At "the much more isolated and remote camp" in Sinjembela, he said some 8,000 refugees remained trapped in "a very insecure area". Already, 30 mt of food and supplies have been delivered to Sinjembela along with a mobile clinic supported by UNICEF. UNHCR said the condition of the refugees had so far been shown to be generally better than that of those who had fled to Kalabo.
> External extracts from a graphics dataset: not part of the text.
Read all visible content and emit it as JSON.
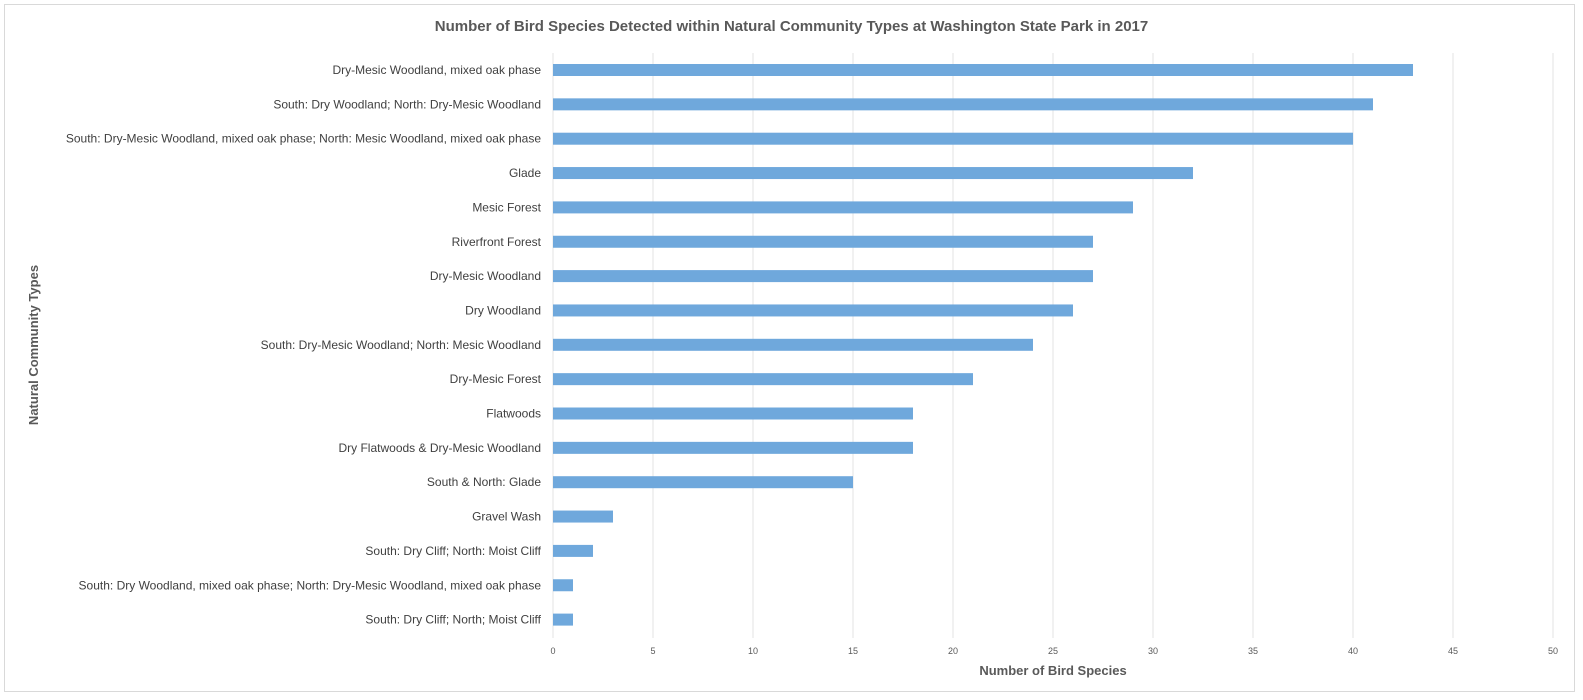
{
  "chart_data": {
    "type": "bar",
    "orientation": "horizontal",
    "title": "Number of Bird Species Detected within Natural Community Types at Washington State Park in 2017",
    "xlabel": "Number of Bird Species",
    "ylabel": "Natural Community Types",
    "xlim": [
      0,
      50
    ],
    "xticks": [
      0,
      5,
      10,
      15,
      20,
      25,
      30,
      35,
      40,
      45,
      50
    ],
    "grid": "vertical",
    "legend": "none",
    "bar_color": "#6fa8dc",
    "categories": [
      "Dry-Mesic Woodland, mixed oak phase",
      "South: Dry Woodland; North: Dry-Mesic Woodland",
      "South: Dry-Mesic Woodland, mixed oak phase; North: Mesic Woodland, mixed oak phase",
      "Glade",
      "Mesic Forest",
      "Riverfront Forest",
      "Dry-Mesic Woodland",
      "Dry Woodland",
      "South: Dry-Mesic Woodland; North: Mesic Woodland",
      "Dry-Mesic Forest",
      "Flatwoods",
      "Dry Flatwoods & Dry-Mesic Woodland",
      "South & North: Glade",
      "Gravel Wash",
      "South: Dry Cliff; North: Moist Cliff",
      "South: Dry Woodland, mixed oak phase; North: Dry-Mesic Woodland, mixed oak phase",
      "South: Dry Cliff; North; Moist Cliff"
    ],
    "values": [
      43,
      41,
      40,
      32,
      29,
      27,
      27,
      26,
      24,
      21,
      18,
      18,
      15,
      3,
      2,
      1,
      1
    ]
  }
}
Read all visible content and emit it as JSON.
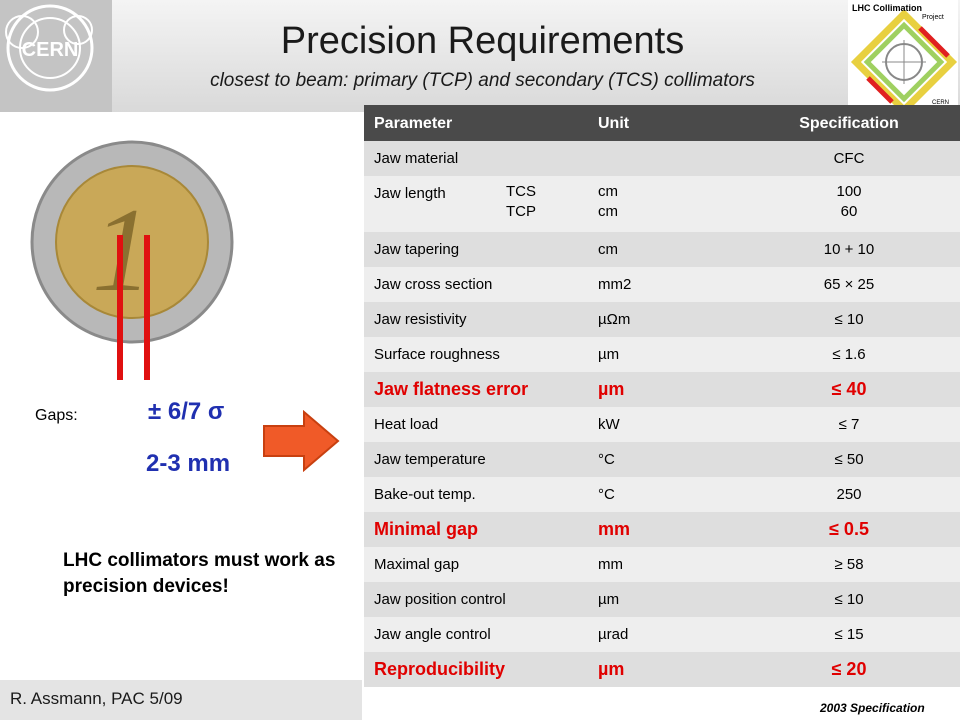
{
  "header": {
    "title": "Precision Requirements",
    "subtitle": "closest to beam: primary (TCP) and secondary (TCS) collimators"
  },
  "logos": {
    "cern": "CERN",
    "lhc_title": "LHC Collimation",
    "lhc_sub": "Project",
    "lhc_cern": "CERN"
  },
  "left": {
    "gaps_label": "Gaps:",
    "gap_sigma": "± 6/7 σ",
    "gap_mm": "2-3 mm",
    "message": "LHC collimators must work as precision devices!"
  },
  "footer": {
    "author": "R. Assmann, PAC 5/09",
    "spec_note": "2003 Specification"
  },
  "table": {
    "headers": {
      "param": "Parameter",
      "unit": "Unit",
      "spec": "Specification"
    },
    "rows": [
      {
        "param": "Jaw material",
        "unit": "",
        "spec": "CFC"
      },
      {
        "param": "Jaw length",
        "sub1": "TCS",
        "sub2": "TCP",
        "unit1": "cm",
        "unit2": "cm",
        "spec1": "100",
        "spec2": "60"
      },
      {
        "param": "Jaw tapering",
        "unit": "cm",
        "spec": "10 + 10"
      },
      {
        "param": "Jaw cross section",
        "unit": "mm2",
        "spec": "65 × 25"
      },
      {
        "param": "Jaw resistivity",
        "unit": "µΩm",
        "spec": "≤ 10"
      },
      {
        "param": "Surface roughness",
        "unit": "µm",
        "spec": "≤ 1.6"
      },
      {
        "param": "Jaw flatness error",
        "unit": "µm",
        "spec": "≤ 40"
      },
      {
        "param": "Heat load",
        "unit": "kW",
        "spec": "≤ 7"
      },
      {
        "param": "Jaw temperature",
        "unit": "°C",
        "spec": "≤ 50"
      },
      {
        "param": "Bake-out temp.",
        "unit": "°C",
        "spec": "250"
      },
      {
        "param": "Minimal gap",
        "unit": "mm",
        "spec": "≤ 0.5"
      },
      {
        "param": "Maximal gap",
        "unit": "mm",
        "spec": "≥ 58"
      },
      {
        "param": "Jaw position control",
        "unit": "µm",
        "spec": "≤ 10"
      },
      {
        "param": "Jaw angle control",
        "unit": "µrad",
        "spec": "≤ 15"
      },
      {
        "param": "Reproducibility",
        "unit": "µm",
        "spec": "≤ 20"
      }
    ]
  },
  "colors": {
    "highlight": "#e00000",
    "accent_blue": "#2030b0",
    "arrow": "#f05a28",
    "header_bg": "#4a4a4a"
  }
}
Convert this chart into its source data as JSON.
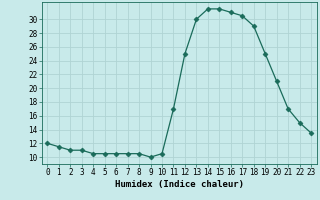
{
  "x": [
    0,
    1,
    2,
    3,
    4,
    5,
    6,
    7,
    8,
    9,
    10,
    11,
    12,
    13,
    14,
    15,
    16,
    17,
    18,
    19,
    20,
    21,
    22,
    23
  ],
  "y": [
    12,
    11.5,
    11,
    11,
    10.5,
    10.5,
    10.5,
    10.5,
    10.5,
    10,
    10.5,
    17,
    25,
    30,
    31.5,
    31.5,
    31,
    30.5,
    29,
    25,
    21,
    17,
    15,
    13.5
  ],
  "line_color": "#1a6b5a",
  "marker": "D",
  "marker_size": 2.5,
  "bg_color": "#c8eaea",
  "grid_color": "#b0d4d4",
  "xlabel": "Humidex (Indice chaleur)",
  "xlim": [
    -0.5,
    23.5
  ],
  "ylim": [
    9,
    32.5
  ],
  "yticks": [
    10,
    12,
    14,
    16,
    18,
    20,
    22,
    24,
    26,
    28,
    30
  ],
  "xticks": [
    0,
    1,
    2,
    3,
    4,
    5,
    6,
    7,
    8,
    9,
    10,
    11,
    12,
    13,
    14,
    15,
    16,
    17,
    18,
    19,
    20,
    21,
    22,
    23
  ],
  "label_fontsize": 6.5,
  "tick_fontsize": 5.5
}
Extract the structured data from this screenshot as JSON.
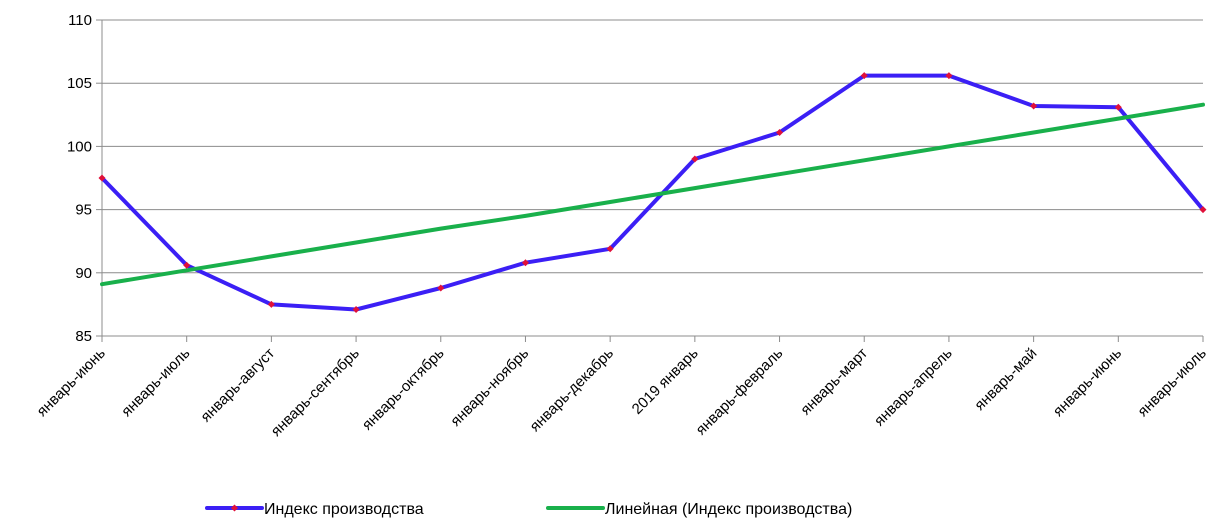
{
  "chart_data": {
    "type": "line",
    "categories": [
      "январь-июнь",
      "январь-июль",
      "январь-август",
      "январь-сентябрь",
      "январь-октябрь",
      "январь-ноябрь",
      "январь-декабрь",
      "2019 январь",
      "январь-февраль",
      "январь-март",
      "январь-апрель",
      "январь-май",
      "январь-июнь",
      "январь-июль"
    ],
    "series": [
      {
        "name": "Индекс производства",
        "values": [
          97.5,
          90.6,
          87.5,
          87.1,
          88.8,
          90.8,
          91.9,
          99.0,
          101.1,
          105.6,
          105.6,
          103.2,
          103.1,
          95.0
        ],
        "color": "#3b1ff5",
        "marker_color": "#e0103a"
      },
      {
        "name": "Линейная (Индекс производства)",
        "trend": "linear",
        "values": [
          89.1,
          90.2,
          91.3,
          92.4,
          93.5,
          94.5,
          95.6,
          96.7,
          97.8,
          98.9,
          100.0,
          101.1,
          102.2,
          103.3
        ],
        "color": "#19b04b"
      }
    ],
    "ylim": [
      85,
      110
    ],
    "yticks": [
      85,
      90,
      95,
      100,
      105,
      110
    ],
    "grid": true,
    "legend": "bottom-center"
  }
}
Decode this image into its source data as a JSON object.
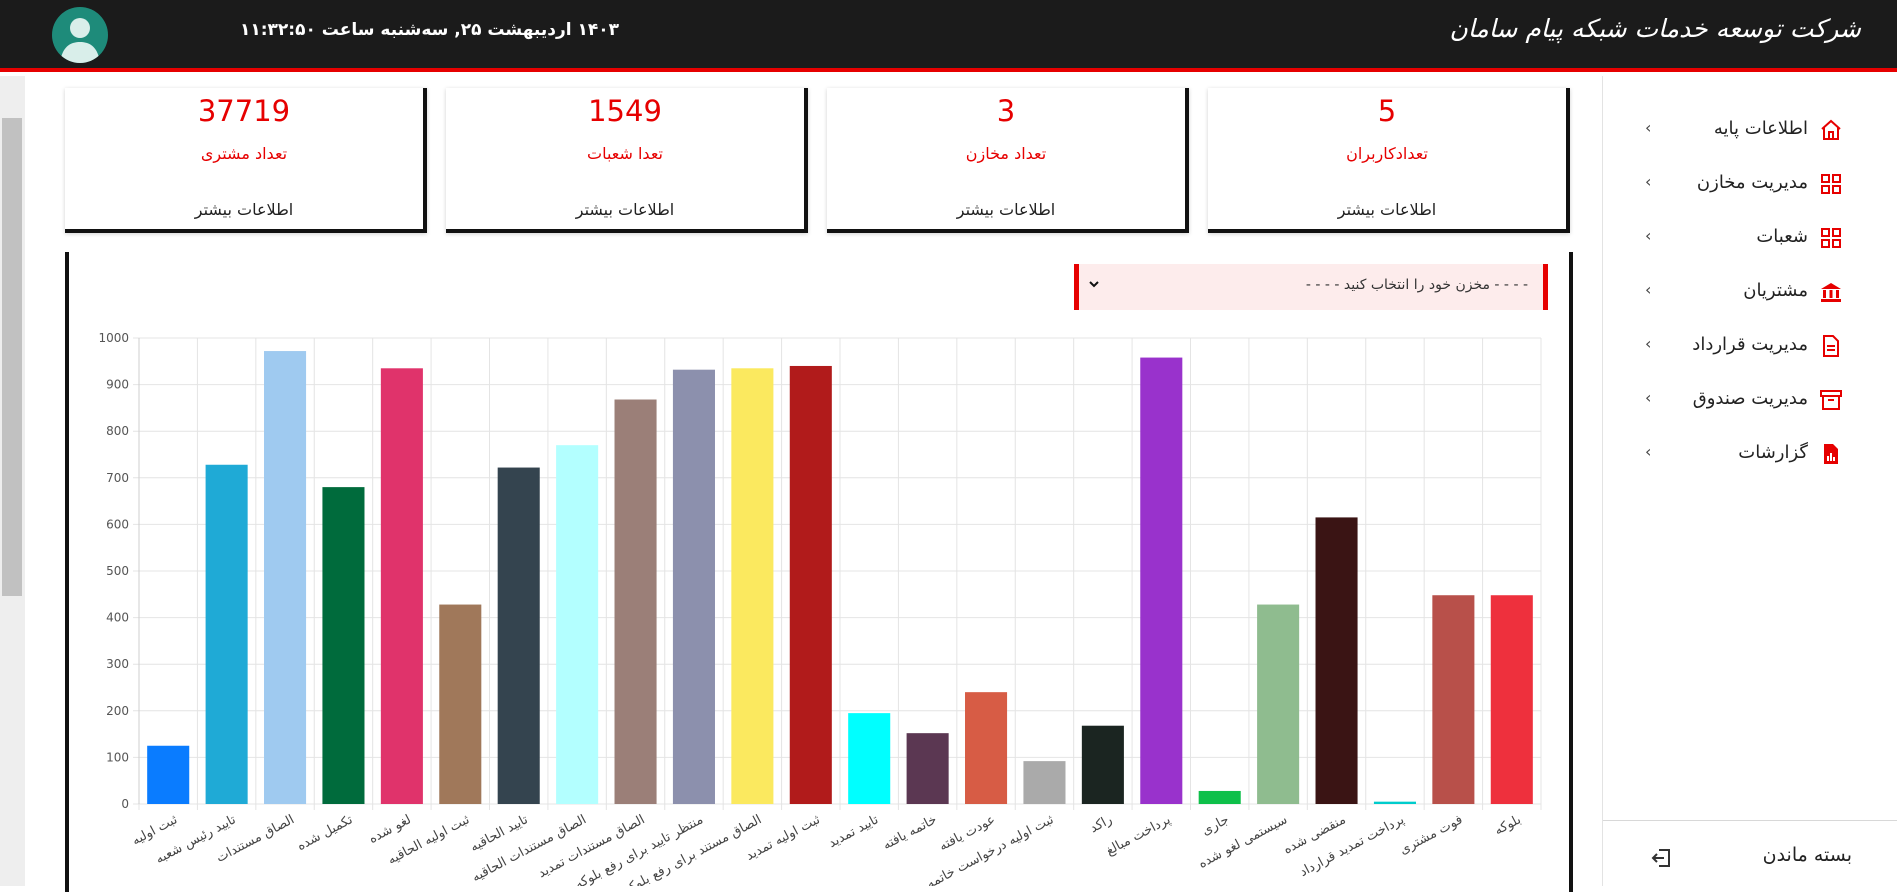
{
  "header": {
    "datetime": "۱۴۰۳ اردیبهشت ۲۵, سه‌شنبه ساعت ۱۱:۳۲:۵۰",
    "brand": "شرکت توسعه خدمات شبکه پیام سامان",
    "avatar_icon": "user-avatar-icon"
  },
  "cards": [
    {
      "value": "37719",
      "title": "تعداد مشتری",
      "more": "اطلاعات بیشتر"
    },
    {
      "value": "1549",
      "title": "تعدا شعبات",
      "more": "اطلاعات بیشتر"
    },
    {
      "value": "3",
      "title": "تعداد مخازن",
      "more": "اطلاعات بیشتر"
    },
    {
      "value": "5",
      "title": "تعدادکاربران",
      "more": "اطلاعات بیشتر"
    }
  ],
  "sidebar": {
    "items": [
      {
        "label": "اطلاعات پایه",
        "icon": "home-icon"
      },
      {
        "label": "مدیریت مخازن",
        "icon": "grid-icon"
      },
      {
        "label": "شعبات",
        "icon": "grid-icon"
      },
      {
        "label": "مشتریان",
        "icon": "bank-icon"
      },
      {
        "label": "مدیریت قرارداد",
        "icon": "document-icon"
      },
      {
        "label": "مدیریت صندوق",
        "icon": "archive-icon"
      },
      {
        "label": "گزارشات",
        "icon": "report-icon"
      }
    ],
    "collapse_label": "بسته ماندن",
    "collapse_icon": "logout-icon"
  },
  "filter": {
    "placeholder": "- - - - مخزن خود را انتخاب کنید - - - -"
  },
  "colors": {
    "accent": "#e60000",
    "header_bg": "#1b1b1b"
  },
  "chart_data": {
    "type": "bar",
    "ylim": [
      0,
      1000
    ],
    "yticks": [
      0,
      100,
      200,
      300,
      400,
      500,
      600,
      700,
      800,
      900,
      1000
    ],
    "grid": true,
    "categories": [
      "ثبت اولیه",
      "تایید رئیس شعبه",
      "الصاق مستندات",
      "تکمیل شده",
      "لغو شده",
      "ثبت اولیه الحاقیه",
      "تایید الحاقیه",
      "الصاق مستندات الحاقیه",
      "الصاق مستندات تمدید",
      "منتظر تایید برای رفع بلوکه",
      "الصاق مستند برای رفع بلوکه",
      "ثبت اولیه تمدید",
      "تایید تمدید",
      "خاتمه یافته",
      "عودت یافته",
      "ثبت اولیه درخواست خاتمه",
      "راکد",
      "پرداخت مبالغ",
      "جاری",
      "سیستمی لغو شده",
      "منقضی شده",
      "پرداخت تمدید قرارداد",
      "فوت مشتری",
      "بلوکه"
    ],
    "values": [
      125,
      728,
      972,
      680,
      935,
      428,
      722,
      770,
      868,
      932,
      935,
      940,
      195,
      152,
      240,
      92,
      168,
      958,
      28,
      428,
      615,
      5,
      448,
      448
    ],
    "colors": [
      "#0a7cff",
      "#1faad6",
      "#9fcaf0",
      "#006b3c",
      "#e0336b",
      "#a0785a",
      "#34444f",
      "#b3ffff",
      "#9b7f78",
      "#8c90ad",
      "#fbe95f",
      "#b11b1b",
      "#00ffff",
      "#5b3752",
      "#d75c45",
      "#aaaaaa",
      "#1b2521",
      "#9932cc",
      "#0ec04a",
      "#8fbc8f",
      "#3a1414",
      "#00cccc",
      "#b8504a",
      "#ee303d"
    ]
  }
}
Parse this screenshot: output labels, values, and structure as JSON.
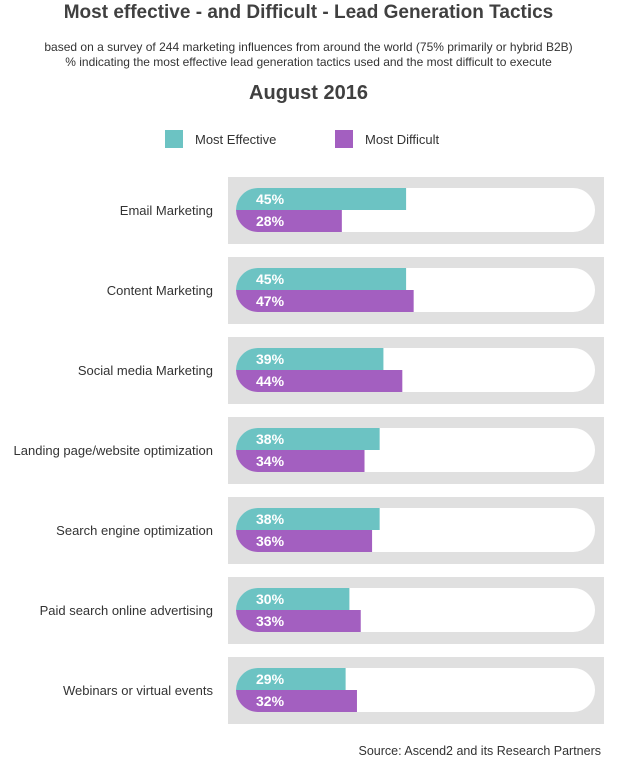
{
  "title": "Most effective - and Difficult - Lead Generation Tactics",
  "subtitle_line1": "based on a survey of 244 marketing influences from around the world (75% primarily or hybrid B2B)",
  "subtitle_line2": "% indicating the most effective lead generation tactics used and the most difficult to execute",
  "period": "August 2016",
  "source": "Source: Ascend2 and its Research Partners",
  "colors": {
    "most_effective": "#6cc3c3",
    "most_difficult": "#a35fc0",
    "panel": "#e0e0e0",
    "track": "#ffffff"
  },
  "legend": [
    {
      "label": "Most Effective",
      "color": "#6cc3c3"
    },
    {
      "label": "Most Difficult",
      "color": "#a35fc0"
    }
  ],
  "chart_data": {
    "type": "bar",
    "orientation": "horizontal",
    "categories": [
      "Email Marketing",
      "Content Marketing",
      "Social media Marketing",
      "Landing page/website optimization",
      "Search engine optimization",
      "Paid search online advertising",
      "Webinars or virtual events"
    ],
    "series": [
      {
        "name": "Most Effective",
        "values": [
          45,
          45,
          39,
          38,
          38,
          30,
          29
        ],
        "labels": [
          "45%",
          "45%",
          "39%",
          "38%",
          "38%",
          "30%",
          "29%"
        ]
      },
      {
        "name": "Most Difficult",
        "values": [
          28,
          47,
          44,
          34,
          36,
          33,
          32
        ],
        "labels": [
          "28%",
          "47%",
          "44%",
          "34%",
          "36%",
          "33%",
          "32%"
        ]
      }
    ],
    "legend_position": "top",
    "grid": false
  }
}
"There is no airstrip in the area, so we've got to transfer these refugees 120 km over a very bad road - so poor that the vehicles can only move at walking speed. The round trip takes three days and we can only average about 300 people per week using seven trucks and four tractors," Redmond said. "We are taking them to a new refugee site in Nangweshi. Additional trucks are expected to reinforce the operation. It is such a slow, laborious process that we are also going to allow the refugees the option of walking, which several of them have requested. For those who choose to go by foot to Nangweshi, we are setting up six way stations offering basic shelter and communal kitchen facilities."

Fighting is reported to be continuing on the Angolan side of the border, with unconfirmed reports of refugees moving to Shangombo and Imushu. UNHCR said Zambia is already hosting more than 200,000 refugees, with the Kalabo and Sinjembela refugees among 22,000 new arrivals over the last four months.